According to Mr. Crovitz, "growing" evidence indicates that "for most industries, today's patent system causes more harm than good." However, the only evidence Mr. Crovitz cites in his article is James Bessen's and Michael Meurer's book "Patent Failure," which Mr. Crovitz contends establishes that the costs of U.S. patent litigation to alleged infringers ($12 billion in 1999) outweighed the profits companies earned from patents ($4 billion in 1999).
Mr. Crovitz enumerates the problems he believes plague our current patent system. In his view, these include an "uncertainty about who owns what rights," "poorly defined property rights for inventions," the issuance of "increasingly broad and vague patents," the inability of companies to know whether or not they are complying with patent law, the perpetuation of a first-to-invent standard over a first-inventor-to-file system, "a still-primitive system for notifying others of the existence of patents," and a squeezing out of small inventors by companies that "only pay for rights they think the system will protect."
A cynic might suggest, after reading this latest attack on the U.S. patent system, that if Mr. Crovitz were forced to choose, he might pick unfettered access to his Blackberry device over access to new pharmaceuticals. And while that might be fine for him, it's not a choice the rest of us may be willing to make.
Mr. Crovitz served as executive vice-president of Dow Jones, where he launched the company's Consumer Media Group, integrating the print, online, television, and digital editions of The Wall Street Journal, MarketWatch.com, and Barron's.
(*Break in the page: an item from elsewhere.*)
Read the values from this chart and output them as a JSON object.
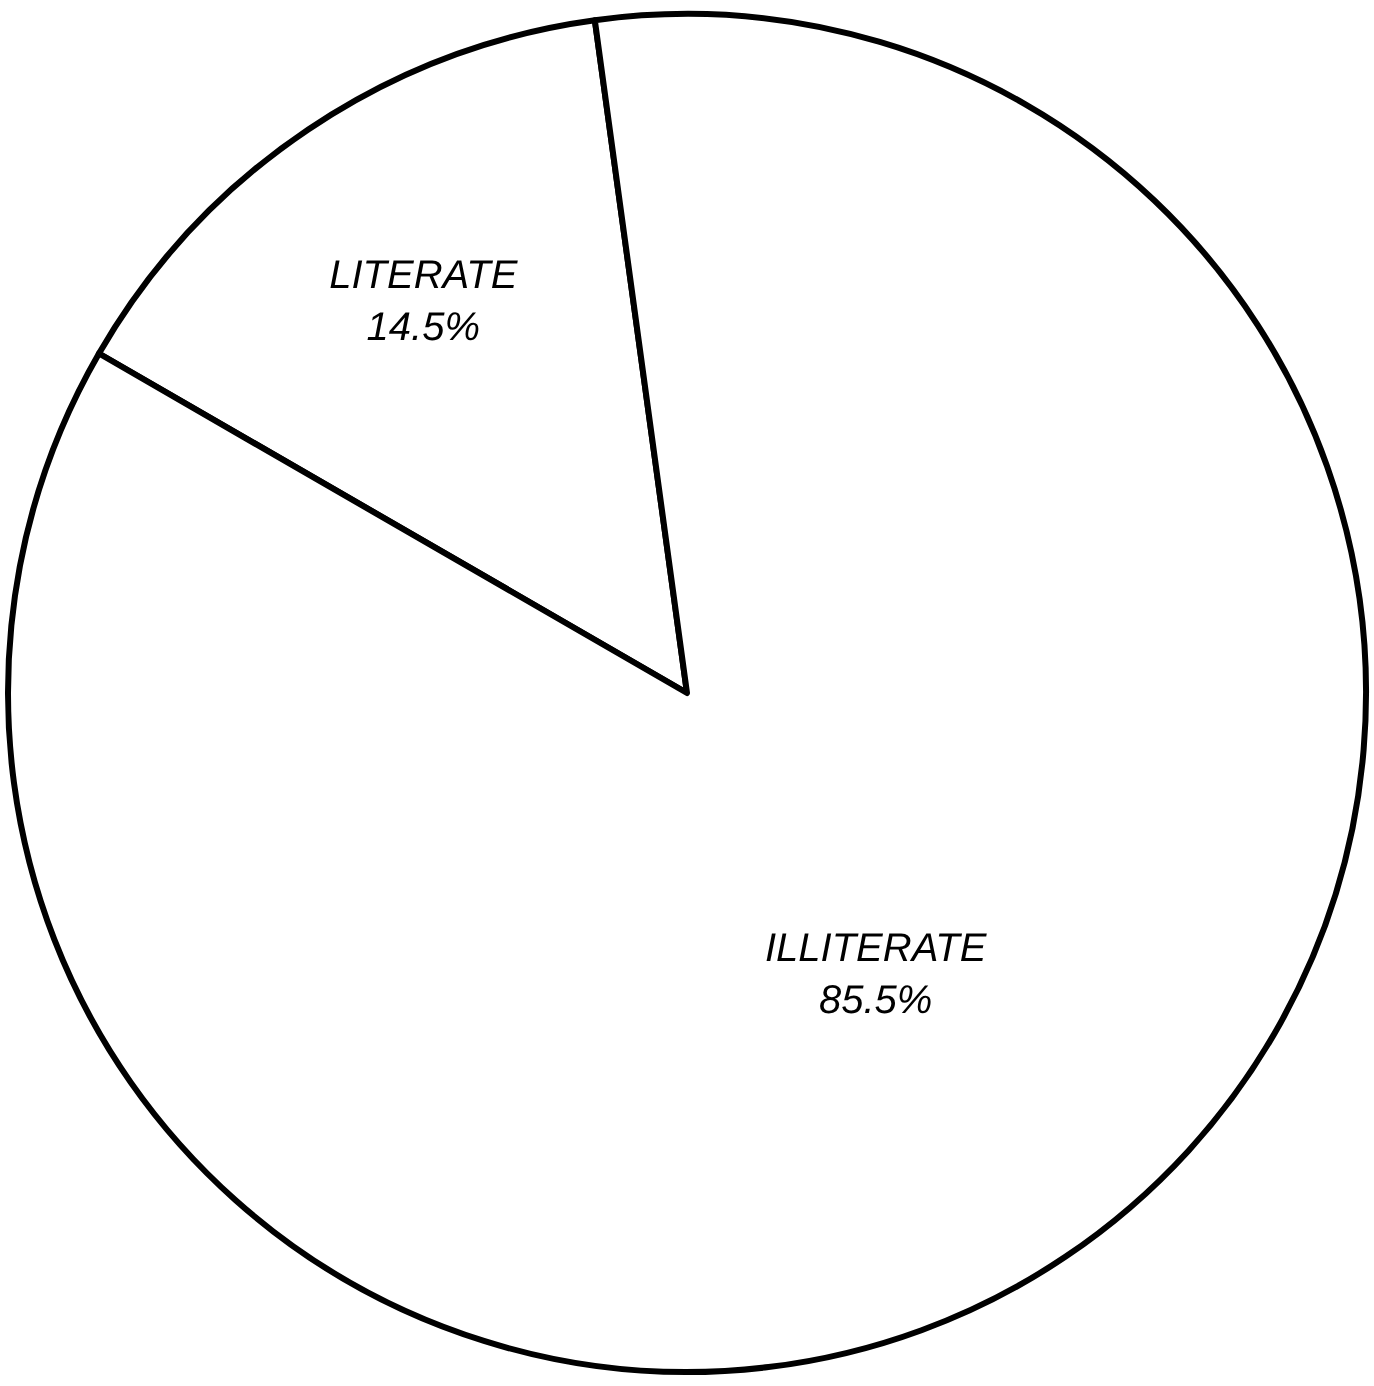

He left Dow Jones in December 2007, when Dow Jones was acquired by News Corp.
For additional information regarding this or other related topics, please see:
• "The Wall Street Journal's Problem with the U.S. Constitution," November 14, 2007
• "The Wall Street Journal Gets It Half Right," November 5, 2007
Just another guy opining on something he knows nothing about. Guys like this are the reason the economy is so screwed up.
Posted by: K.R. | July 15, 2008 at 07:56 AM
From the article: "These are shocking findings, but they point to the solution. New drugs require great specificity to earn a patent, whereas patents are often granted to broad, thus vague, innovations in software, communications and other technologies."
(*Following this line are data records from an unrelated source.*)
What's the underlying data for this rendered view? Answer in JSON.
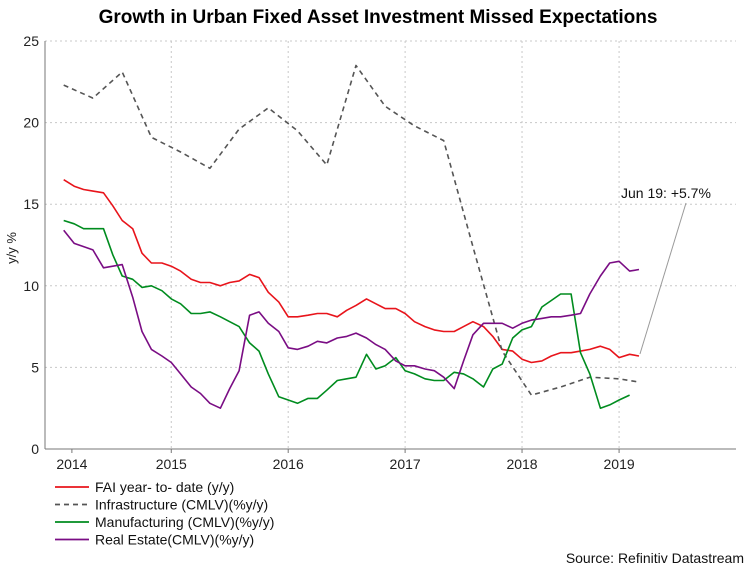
{
  "chart_data": {
    "type": "line",
    "title": "Growth in Urban Fixed Asset Investment Missed Expectations",
    "xlabel": "",
    "ylabel": "y/y %",
    "ylim": [
      0,
      25
    ],
    "yticks": [
      0,
      5,
      10,
      15,
      20,
      25
    ],
    "xlim": [
      2013.92,
      2019.83
    ],
    "year_labels": [
      {
        "label": "2014",
        "x": 2014.15
      },
      {
        "label": "2015",
        "x": 2015.0
      },
      {
        "label": "2016",
        "x": 2016.0
      },
      {
        "label": "2017",
        "x": 2017.0
      },
      {
        "label": "2018",
        "x": 2018.0
      },
      {
        "label": "2019",
        "x": 2018.83
      }
    ],
    "grid_x": [
      2015.0,
      2016.0,
      2017.0,
      2018.0,
      2018.83
    ],
    "series": [
      {
        "name": "FAI year- to- date (y/y)",
        "color": "#e8141b",
        "dash": "",
        "points": [
          [
            2014.08,
            16.5
          ],
          [
            2014.17,
            16.1
          ],
          [
            2014.25,
            15.9
          ],
          [
            2014.33,
            15.8
          ],
          [
            2014.42,
            15.7
          ],
          [
            2014.5,
            14.9
          ],
          [
            2014.58,
            14.0
          ],
          [
            2014.67,
            13.5
          ],
          [
            2014.75,
            12.0
          ],
          [
            2014.83,
            11.4
          ],
          [
            2014.92,
            11.4
          ],
          [
            2015.0,
            11.2
          ],
          [
            2015.08,
            10.9
          ],
          [
            2015.17,
            10.4
          ],
          [
            2015.25,
            10.2
          ],
          [
            2015.33,
            10.2
          ],
          [
            2015.42,
            10.0
          ],
          [
            2015.5,
            10.2
          ],
          [
            2015.58,
            10.3
          ],
          [
            2015.67,
            10.7
          ],
          [
            2015.75,
            10.5
          ],
          [
            2015.83,
            9.6
          ],
          [
            2015.92,
            9.0
          ],
          [
            2016.0,
            8.1
          ],
          [
            2016.08,
            8.1
          ],
          [
            2016.17,
            8.2
          ],
          [
            2016.25,
            8.3
          ],
          [
            2016.33,
            8.3
          ],
          [
            2016.42,
            8.1
          ],
          [
            2016.5,
            8.5
          ],
          [
            2016.58,
            8.8
          ],
          [
            2016.67,
            9.2
          ],
          [
            2016.75,
            8.9
          ],
          [
            2016.83,
            8.6
          ],
          [
            2016.92,
            8.6
          ],
          [
            2017.0,
            8.3
          ],
          [
            2017.08,
            7.8
          ],
          [
            2017.17,
            7.5
          ],
          [
            2017.25,
            7.3
          ],
          [
            2017.33,
            7.2
          ],
          [
            2017.42,
            7.2
          ],
          [
            2017.5,
            7.5
          ],
          [
            2017.58,
            7.8
          ],
          [
            2017.67,
            7.5
          ],
          [
            2017.75,
            6.9
          ],
          [
            2017.83,
            6.1
          ],
          [
            2017.92,
            6.0
          ],
          [
            2018.0,
            5.5
          ],
          [
            2018.08,
            5.3
          ],
          [
            2018.17,
            5.4
          ],
          [
            2018.25,
            5.7
          ],
          [
            2018.33,
            5.9
          ],
          [
            2018.42,
            5.9
          ],
          [
            2018.5,
            6.0
          ],
          [
            2018.58,
            6.1
          ],
          [
            2018.67,
            6.3
          ],
          [
            2018.75,
            6.1
          ],
          [
            2018.83,
            5.6
          ],
          [
            2018.92,
            5.8
          ],
          [
            2019.0,
            5.7
          ]
        ]
      },
      {
        "name": "Infrastructure (CMLV)(%y/y)",
        "color": "#555555",
        "dash": "5,4",
        "points": [
          [
            2014.08,
            22.3
          ],
          [
            2014.33,
            21.5
          ],
          [
            2014.58,
            23.1
          ],
          [
            2014.83,
            19.1
          ],
          [
            2015.08,
            18.2
          ],
          [
            2015.33,
            17.2
          ],
          [
            2015.58,
            19.6
          ],
          [
            2015.83,
            20.9
          ],
          [
            2016.08,
            19.5
          ],
          [
            2016.33,
            17.4
          ],
          [
            2016.58,
            23.5
          ],
          [
            2016.83,
            21.0
          ],
          [
            2017.08,
            19.8
          ],
          [
            2017.33,
            18.9
          ],
          [
            2017.58,
            12.4
          ],
          [
            2017.83,
            6.0
          ],
          [
            2018.08,
            3.3
          ],
          [
            2018.33,
            3.8
          ],
          [
            2018.58,
            4.4
          ],
          [
            2018.83,
            4.3
          ],
          [
            2019.0,
            4.1
          ]
        ]
      },
      {
        "name": "Manufacturing (CMLV)(%y/y)",
        "color": "#008c1f",
        "dash": "",
        "points": [
          [
            2014.08,
            14.0
          ],
          [
            2014.17,
            13.8
          ],
          [
            2014.25,
            13.5
          ],
          [
            2014.33,
            13.5
          ],
          [
            2014.42,
            13.5
          ],
          [
            2014.5,
            11.9
          ],
          [
            2014.58,
            10.6
          ],
          [
            2014.67,
            10.4
          ],
          [
            2014.75,
            9.9
          ],
          [
            2014.83,
            10.0
          ],
          [
            2014.92,
            9.7
          ],
          [
            2015.0,
            9.2
          ],
          [
            2015.08,
            8.9
          ],
          [
            2015.17,
            8.3
          ],
          [
            2015.25,
            8.3
          ],
          [
            2015.33,
            8.4
          ],
          [
            2015.42,
            8.1
          ],
          [
            2015.5,
            7.8
          ],
          [
            2015.58,
            7.5
          ],
          [
            2015.67,
            6.5
          ],
          [
            2015.75,
            6.0
          ],
          [
            2015.83,
            4.6
          ],
          [
            2015.92,
            3.2
          ],
          [
            2016.0,
            3.0
          ],
          [
            2016.08,
            2.8
          ],
          [
            2016.17,
            3.1
          ],
          [
            2016.25,
            3.1
          ],
          [
            2016.33,
            3.6
          ],
          [
            2016.42,
            4.2
          ],
          [
            2016.5,
            4.3
          ],
          [
            2016.58,
            4.4
          ],
          [
            2016.67,
            5.8
          ],
          [
            2016.75,
            4.9
          ],
          [
            2016.83,
            5.1
          ],
          [
            2016.92,
            5.6
          ],
          [
            2017.0,
            4.8
          ],
          [
            2017.08,
            4.6
          ],
          [
            2017.17,
            4.3
          ],
          [
            2017.25,
            4.2
          ],
          [
            2017.33,
            4.2
          ],
          [
            2017.42,
            4.7
          ],
          [
            2017.5,
            4.6
          ],
          [
            2017.58,
            4.3
          ],
          [
            2017.67,
            3.8
          ],
          [
            2017.75,
            4.9
          ],
          [
            2017.83,
            5.2
          ],
          [
            2017.92,
            6.8
          ],
          [
            2018.0,
            7.3
          ],
          [
            2018.08,
            7.5
          ],
          [
            2018.17,
            8.7
          ],
          [
            2018.25,
            9.1
          ],
          [
            2018.33,
            9.5
          ],
          [
            2018.42,
            9.5
          ],
          [
            2018.5,
            5.9
          ],
          [
            2018.58,
            4.6
          ],
          [
            2018.67,
            2.5
          ],
          [
            2018.75,
            2.7
          ],
          [
            2018.83,
            3.0
          ],
          [
            2018.92,
            3.3
          ]
        ]
      },
      {
        "name": "Real Estate(CMLV)(%y/y)",
        "color": "#7a0d84",
        "dash": "",
        "points": [
          [
            2014.08,
            13.4
          ],
          [
            2014.17,
            12.6
          ],
          [
            2014.25,
            12.4
          ],
          [
            2014.33,
            12.2
          ],
          [
            2014.42,
            11.1
          ],
          [
            2014.5,
            11.2
          ],
          [
            2014.58,
            11.3
          ],
          [
            2014.67,
            9.3
          ],
          [
            2014.75,
            7.2
          ],
          [
            2014.83,
            6.1
          ],
          [
            2014.92,
            5.7
          ],
          [
            2015.0,
            5.3
          ],
          [
            2015.08,
            4.6
          ],
          [
            2015.17,
            3.8
          ],
          [
            2015.25,
            3.4
          ],
          [
            2015.33,
            2.8
          ],
          [
            2015.42,
            2.5
          ],
          [
            2015.5,
            3.7
          ],
          [
            2015.58,
            4.8
          ],
          [
            2015.67,
            8.2
          ],
          [
            2015.75,
            8.4
          ],
          [
            2015.83,
            7.7
          ],
          [
            2015.92,
            7.2
          ],
          [
            2016.0,
            6.2
          ],
          [
            2016.08,
            6.1
          ],
          [
            2016.17,
            6.3
          ],
          [
            2016.25,
            6.6
          ],
          [
            2016.33,
            6.5
          ],
          [
            2016.42,
            6.8
          ],
          [
            2016.5,
            6.9
          ],
          [
            2016.58,
            7.1
          ],
          [
            2016.67,
            6.8
          ],
          [
            2016.75,
            6.4
          ],
          [
            2016.83,
            6.1
          ],
          [
            2016.92,
            5.4
          ],
          [
            2017.0,
            5.1
          ],
          [
            2017.08,
            5.1
          ],
          [
            2017.17,
            4.9
          ],
          [
            2017.25,
            4.8
          ],
          [
            2017.33,
            4.4
          ],
          [
            2017.42,
            3.7
          ],
          [
            2017.5,
            5.4
          ],
          [
            2017.58,
            7.0
          ],
          [
            2017.67,
            7.7
          ],
          [
            2017.75,
            7.7
          ],
          [
            2017.83,
            7.7
          ],
          [
            2017.92,
            7.4
          ],
          [
            2018.0,
            7.7
          ],
          [
            2018.08,
            7.9
          ],
          [
            2018.17,
            8.0
          ],
          [
            2018.25,
            8.1
          ],
          [
            2018.33,
            8.1
          ],
          [
            2018.42,
            8.2
          ],
          [
            2018.5,
            8.3
          ],
          [
            2018.58,
            9.5
          ],
          [
            2018.67,
            10.6
          ],
          [
            2018.75,
            11.4
          ],
          [
            2018.83,
            11.5
          ],
          [
            2018.92,
            10.9
          ],
          [
            2019.0,
            11.0
          ]
        ]
      }
    ],
    "annotations": [
      {
        "text": "Jun 19: +5.7%",
        "target": [
          2019.0,
          5.7
        ]
      }
    ],
    "source": "Source: Refinitiv Datastream"
  }
}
So whats the solution pal? Greater specificity? How again does apportioning damages get you there?
Posted by: BT | July 15, 2008 at 08:15 AM
His comments about the total profits from patents in the last eight years is $4 B is laughable. Where is this statistic from? Some big pharma companies are earning close to (more than?) that for a single product per year.
Posted by: Pat | July 15, 2008 at 09:29 AM
BT:
Thanks for pointing out the "[n]ew drugs require great specificity to earn a patent" comment. I wanted to work that into the post, but like a number of other statements in the article, I was not sure what the author meant.
Thanks for your comment.
Don
Posted by: Donald Zuhn | July 15, 2008 at 11:07 AM
"Small inventors feel the brunt of the uncertainty costs, since bigger companies only pay for rights they think the system will protect"
In other words, even with the current system WITHOUT damage apportionement big companies step on small guys all the time...
I imagine how wonderful things will be after damages are apportioned
Let's see: the apportioned damages calculated by the court for e.g. some infringing functionality in MShit Windoze OS is 1 mil but the cost of multi-year litigation against MShit is at least 4-5 mil
Who will take this case to litigate on a contingency basis ? Any takers ?
If they want to lower damages paid out to patent holders they have to criminalize at least willful patent infringement
If patent litigation stays a civil matter damages have to be high enough to discourage big capitalized entities from stepping on smaller competitors. Period.